First, we establish a crucial lemma:
\begin{lemma}[Key Soundness Lemma]
For any ciphertext decryption query $(x,e,\pi)$ that $A$ makes, if $\text{Dec}((sk,sk'),(x,e,\pi)) \neq \perp$ then $x \in \mathbb{L}$ except with negligible probability.
\end{lemma}
\begin{proof}[Proof of Lemma]
Suppose for contradiction that $x \notin \mathbb{L}$ but the decryption doesn't return $\perp$. This means:
\[ \pi = \mathcal{H}'_{sk'}(x, \text{CRHF}(x,e)) \]
By the 2-smoothness property of $\mathcal{H}'$, when $x \notin \mathbb{L}$, the value $\mathcal{H}'_{sk'}(x,t)$ is statistically indistinguishable from random, even given $pk'$. Therefore, the probability that $A$ can generate such a $\pi$ is at most $1/|\Pi|$, which is negligible.
\end{proof}
Now we proceed with the hybrid games:
\begin{itemize}
\item $\mathcal{G}_0$: The real CCA2 game.
\item $\mathcal{G}_1$: Same as $\mathcal{G}_0$, but the challenger computes the challenge ciphertext's $e^*$ component using $sk$ instead of $pk$:
\[ e^* = \mathcal{H}_{sk}(x^*) \cdot m_b \]
instead of
\[ e^* = \mathcal{H}_{pk}(x^*,w) \cdot m_b \]
By the correctness property of HPS, these are identical when $x^* \in \mathbb{L}$, so:
\[ \Pr[\mathcal{G}_0 = 1] = \Pr[\mathcal{G}_1 = 1] \]
\item $\mathcal{G}_2$: Same as $\mathcal{G}_1$, but now the challenger samples $x^* \gets \mathbb{X} \setminus \mathbb{L}$ instead of from $\mathbb{L}$.
By the hardness of distinguishing elements in $\mathbb{L}$ from elements in $\mathbb{X} \setminus \mathbb{L}$ (which follows from the DDH assumption in our concrete construction):
\[ |\Pr[\mathcal{G}_1 = 1] - \Pr[\mathcal{G}_2 = 1]| \leq \epsilon_{\text{DDH}} \]
\item $\mathcal{G}_3$: Same as $\mathcal{G}_2$, but replace $\mathcal{H}_{sk}(x^*)$ with a uniform random value $u \gets \Pi$ in computing $e^*$:
\[ e^* = u \cdot m_b \]
By the smoothness property of $\mathcal{H}$, since $x^* \notin \mathbb{L}$:
\[ |\Pr[\mathcal{G}_2 = 1] - \Pr[\mathcal{G}_3 = 1]| \leq \epsilon_{\text{smooth}} \]
\item $\mathcal{G}_4$: Same as $\mathcal{G}_3$, but replace $e^*$ with a uniform random value in $G$.
Since $u$ is uniform in $\Pi$ and independent of $m_b$, $e^*$ is uniform in $G$ and independent of $m_b$, so:
\[ \Pr[\mathcal{G}_3 = 1] = \Pr[\mathcal{G}_4 = 1] \]
\end{itemize}
In $\mathcal{G}_4$, the challenge ciphertext is independent of $m_b$, so $A$ has no advantage.
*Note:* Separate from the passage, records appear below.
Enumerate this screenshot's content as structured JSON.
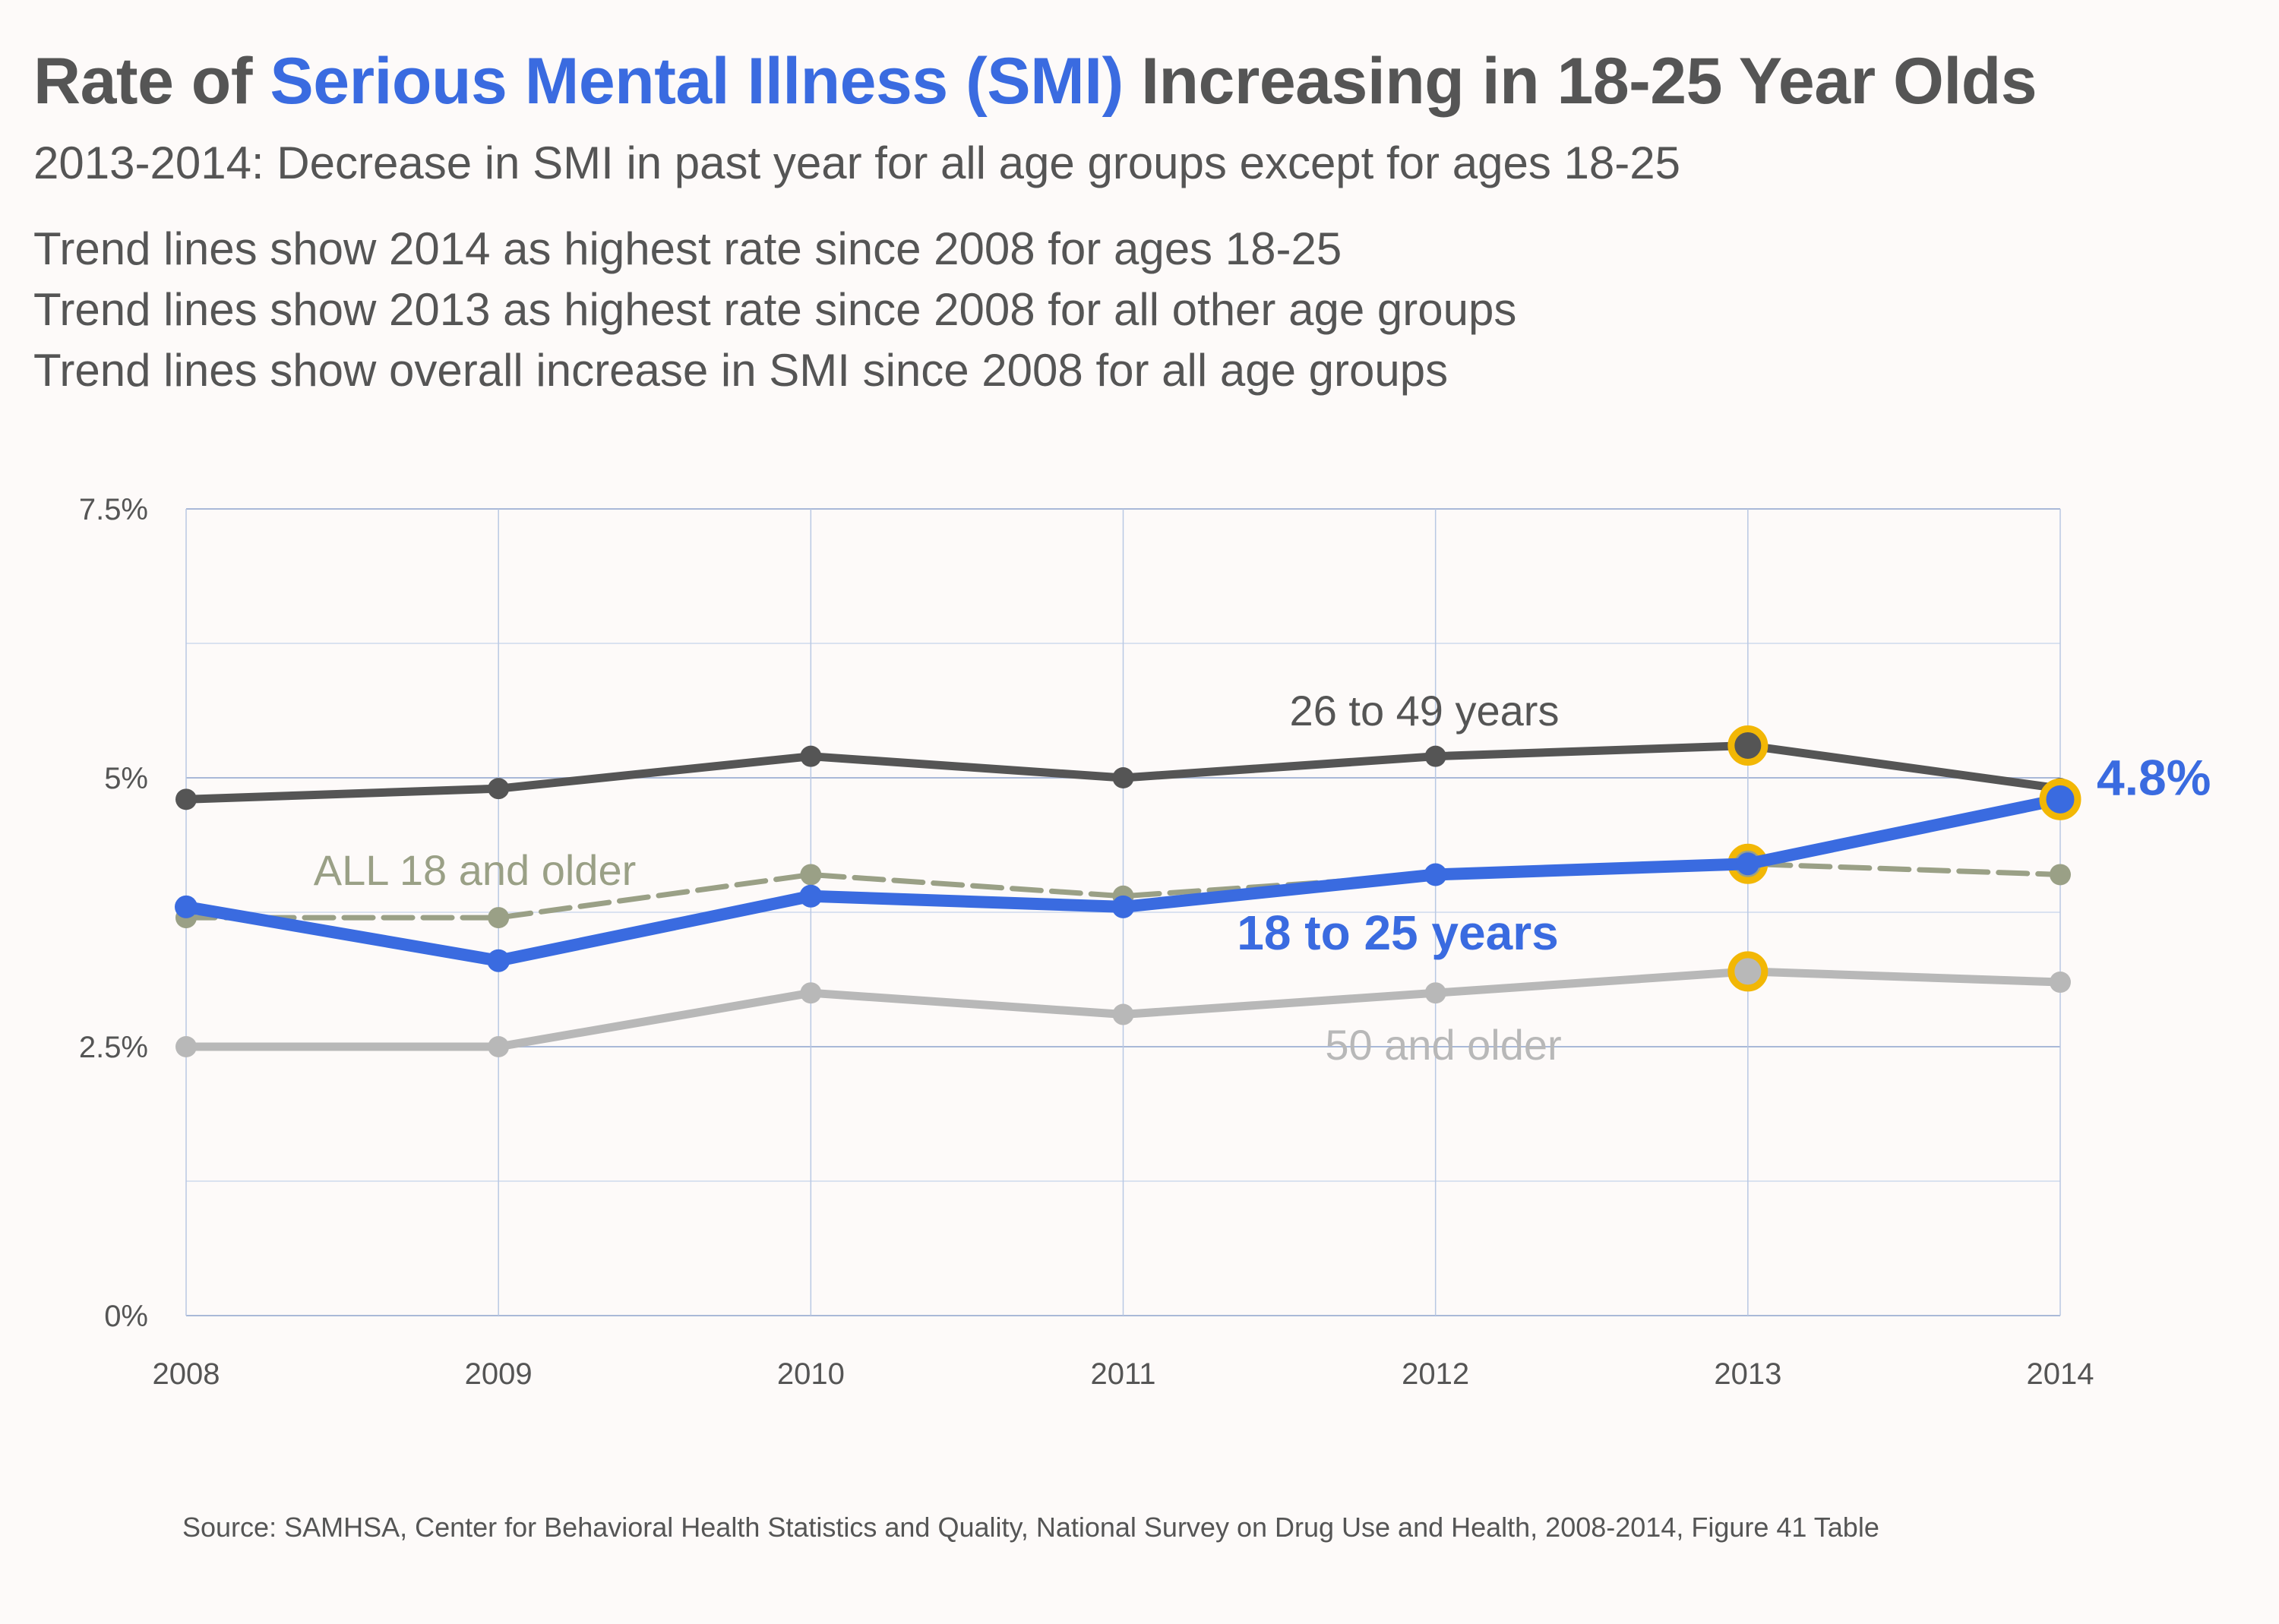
{
  "header": {
    "title_prefix": "Rate of ",
    "title_highlight": "Serious Mental Illness (SMI)",
    "title_suffix": " Increasing in 18-25 Year Olds",
    "subtitle": "2013-2014: Decrease in SMI in past year for all age groups except for ages 18-25",
    "notes": [
      "Trend lines show 2014 as highest rate since 2008 for ages 18-25",
      "Trend lines show 2013 as highest rate since 2008 for all other age groups",
      "Trend lines show overall increase in SMI since 2008 for all age groups"
    ]
  },
  "source": "Source: SAMHSA, Center for Behavioral Health Statistics and Quality, National Survey on Drug Use and Health, 2008-2014,  Figure 41 Table",
  "colors": {
    "highlight": "#3a6be0",
    "age_26_49": "#555555",
    "all_18_older": "#9aa086",
    "age_50_older": "#b8b8b8",
    "marker_highlight": "#f2b705",
    "grid": "#b9c8e3"
  },
  "chart_data": {
    "type": "line",
    "x": [
      2008,
      2009,
      2010,
      2011,
      2012,
      2013,
      2014
    ],
    "ylim": [
      0,
      7.5
    ],
    "yticks": [
      "0%",
      "2.5%",
      "5%",
      "7.5%"
    ],
    "ytick_values": [
      0,
      2.5,
      5,
      7.5
    ],
    "grid": true,
    "series": [
      {
        "name": "26 to 49 years",
        "values": [
          4.8,
          4.9,
          5.2,
          5.0,
          5.2,
          5.3,
          4.9
        ],
        "style": "solid",
        "highlight_points": [
          2013
        ]
      },
      {
        "name": "ALL 18 and older",
        "values": [
          3.7,
          3.7,
          4.1,
          3.9,
          4.1,
          4.2,
          4.1
        ],
        "style": "dashed",
        "highlight_points": [
          2013
        ]
      },
      {
        "name": "18 to 25 years",
        "values": [
          3.8,
          3.3,
          3.9,
          3.8,
          4.1,
          4.2,
          4.8
        ],
        "style": "solid",
        "highlight_points": [
          2014
        ]
      },
      {
        "name": "50 and older",
        "values": [
          2.5,
          2.5,
          3.0,
          2.8,
          3.0,
          3.2,
          3.1
        ],
        "style": "solid",
        "highlight_points": [
          2013
        ]
      }
    ],
    "annotations": [
      {
        "text": "4.8%",
        "series": "18 to 25 years",
        "x": 2014
      }
    ]
  }
}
Therefore:
\[ \text{Adv}^{\text{CCA2}}_A \leq \epsilon_{\text{DDH}} + \epsilon_{\text{smooth}} \]
To complete the proof, we need to show that the decryption oracle queries in all games can be answered properly. For any decryption query $(x,e,\pi)$:
\begin{enumerate}
\item If $(x,e) = (x^*,e^*)$ but $\pi \neq \pi^*$: By 2-smoothness of $\mathcal{H}'$, generating a valid $\pi$ is infeasible.
\item If $(x,e) \neq (x^*,e^*)$ but $\text{CRHF}(x,e) = \text{CRHF}(x^*,e^*)$: This breaks collision resistance of CRHF.
\item If $\text{CRHF}(x,e) \neq \text{CRHF}(x^*,e^*)$: By 2-smoothness of $\mathcal{H}'$, any $\pi$ that verifies must correspond to a witness $w$ such that $(x,w) \in \mathbb{R}$, meaning $x \in \mathbb{L}$. Therefore, the decryption oracle can be simulated properly.
\end{enumerate}
Thus, all hybrid games are indistinguishable to $A$, and the scheme is CCA2-secure.
\end{proof}